I think I might be right on the cusp (not sure if that is really the best word here, but we're going with it) of what can be described (with that classic cliche) as "my dream coming true": I'm going back to the zoo as a Keeper Aide. This time I'll be at Asia Trail which is good because there is supposed to be a Temporary Keeper position opening up there, and being the Keeper Aide would give me a very solid foot in the door. (I just love cliches, don't I?) I feel pretty confident about getting the job. I'm not letting myself think of the job as mine or anything yet though. If God has taught me anything during these past few months it is that I can't with any certainty plan on anything. So this should be exciting, right? My mind says it is, but I'm not sure that it goes beyond that...

My problem is that if this is my dream coming true, why don't I feel more...I don't know, like my dream is coming true? Don't get me wrong, I'm glad things seems to be going in this direction I really am. It's just...hmm. Let me back up a bit here.

A friend pointed out to me recently that faith is not just about feeling things. It's also about believing or acting even when we don't feel something. What she said made a lot of sense and I agree with her. But, (Yep. There's a "but.") I think God has always used my feelings and emotions to communicate with me. So the fact that I don't feel more excited worries me some. In fact, I feel slightly negative.

I don't really feel content with where I'm at in life. For awhile now I've wanted so badly to move forward, to transition to...whatever is next. Something different. Preferably to a zoo, but pretty much "different" was what I thought I was looking for. But now that things are moving forward I kind of want to drag my heels some. I want to do better. I have not been glorifying God in my circumstances. Not to the best of my ability and I haven't wanted to in my heart. I'm not sure I want to move on until I can do it better than I have been. Or something...

Maybe it's that I don't want to get to my dream and not feel satisfied then either. To be honest, that scares me. A lot. If I haven't learned to find contentment and satisfaction in my life the way that it is, what's to say that I will even when I think I'm getting what I want? What is going to keep me from complaining or wanting something different? God has given me so many blessings. I feel like I've been taking them for granted.

(I would like to point out that I believe there is a difference between "settling" and "content." But that's an entry for another day.)

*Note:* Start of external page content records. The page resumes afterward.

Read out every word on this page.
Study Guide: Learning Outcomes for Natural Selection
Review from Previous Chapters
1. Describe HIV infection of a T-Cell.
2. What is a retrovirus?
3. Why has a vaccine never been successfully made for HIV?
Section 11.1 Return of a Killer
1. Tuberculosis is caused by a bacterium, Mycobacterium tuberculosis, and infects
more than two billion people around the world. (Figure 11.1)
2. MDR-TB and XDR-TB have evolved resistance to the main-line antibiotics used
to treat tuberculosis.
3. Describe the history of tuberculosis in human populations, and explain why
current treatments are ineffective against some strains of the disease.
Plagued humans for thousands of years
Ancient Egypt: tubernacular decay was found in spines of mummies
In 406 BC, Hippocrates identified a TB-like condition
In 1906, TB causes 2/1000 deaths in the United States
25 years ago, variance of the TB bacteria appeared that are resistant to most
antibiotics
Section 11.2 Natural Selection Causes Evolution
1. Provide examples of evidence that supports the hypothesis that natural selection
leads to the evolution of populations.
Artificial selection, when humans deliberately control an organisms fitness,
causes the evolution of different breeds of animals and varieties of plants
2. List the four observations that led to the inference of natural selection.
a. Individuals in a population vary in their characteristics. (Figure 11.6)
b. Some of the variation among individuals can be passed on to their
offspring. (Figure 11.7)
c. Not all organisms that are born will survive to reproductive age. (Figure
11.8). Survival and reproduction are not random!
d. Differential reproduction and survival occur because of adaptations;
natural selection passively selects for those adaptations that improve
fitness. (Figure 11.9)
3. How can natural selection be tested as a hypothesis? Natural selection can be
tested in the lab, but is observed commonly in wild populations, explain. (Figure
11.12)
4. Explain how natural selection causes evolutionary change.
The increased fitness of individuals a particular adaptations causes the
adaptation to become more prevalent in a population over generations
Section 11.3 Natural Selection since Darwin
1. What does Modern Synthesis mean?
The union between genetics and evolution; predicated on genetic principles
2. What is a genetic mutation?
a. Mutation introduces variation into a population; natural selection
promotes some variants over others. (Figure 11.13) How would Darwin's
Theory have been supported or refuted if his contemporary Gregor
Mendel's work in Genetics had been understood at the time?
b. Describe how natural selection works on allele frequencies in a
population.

As I mentioned, I am glad things are moving in this direction. The one thing I know for certain is that right now I'm supposed to pursue this zoo job, so I am glad things are moving. At the same time, I want to learn to be satisfied. And to not be so selfish. I feel so so selfish. It's not supposed to be all about me. It's supposed to be about God and because He loves me He makes it about me. But first I need to make it about Him. I want to learn to glorify Him from where I am with what I have. And I want that to be enough.

I was going to quote a few things from this article during this post, but it is really so much better in its complete form. You should read it.

Thursday, February 3, 2011

How Not to Deal With Problems
Driving

I like driving on back roads, going so fast that I can't think about anything but when to use the brakes--and maybe the words to the music that fills the car and my mind--even if I wanted to. Then there's no room in my head for any reflections, anxieties, frustrations or plans--I'm totally in the moment. There's something so freeing about being locked on the here and now, conscious only of the twists in the road, the pressure of my hands on the steering wheel and how many inches my toe needs to travel to make it to the brake pedal. If I drive fast enough, long enough, any negativity is forced so deep into the back of my mind that I can close the lid on that box I've built there.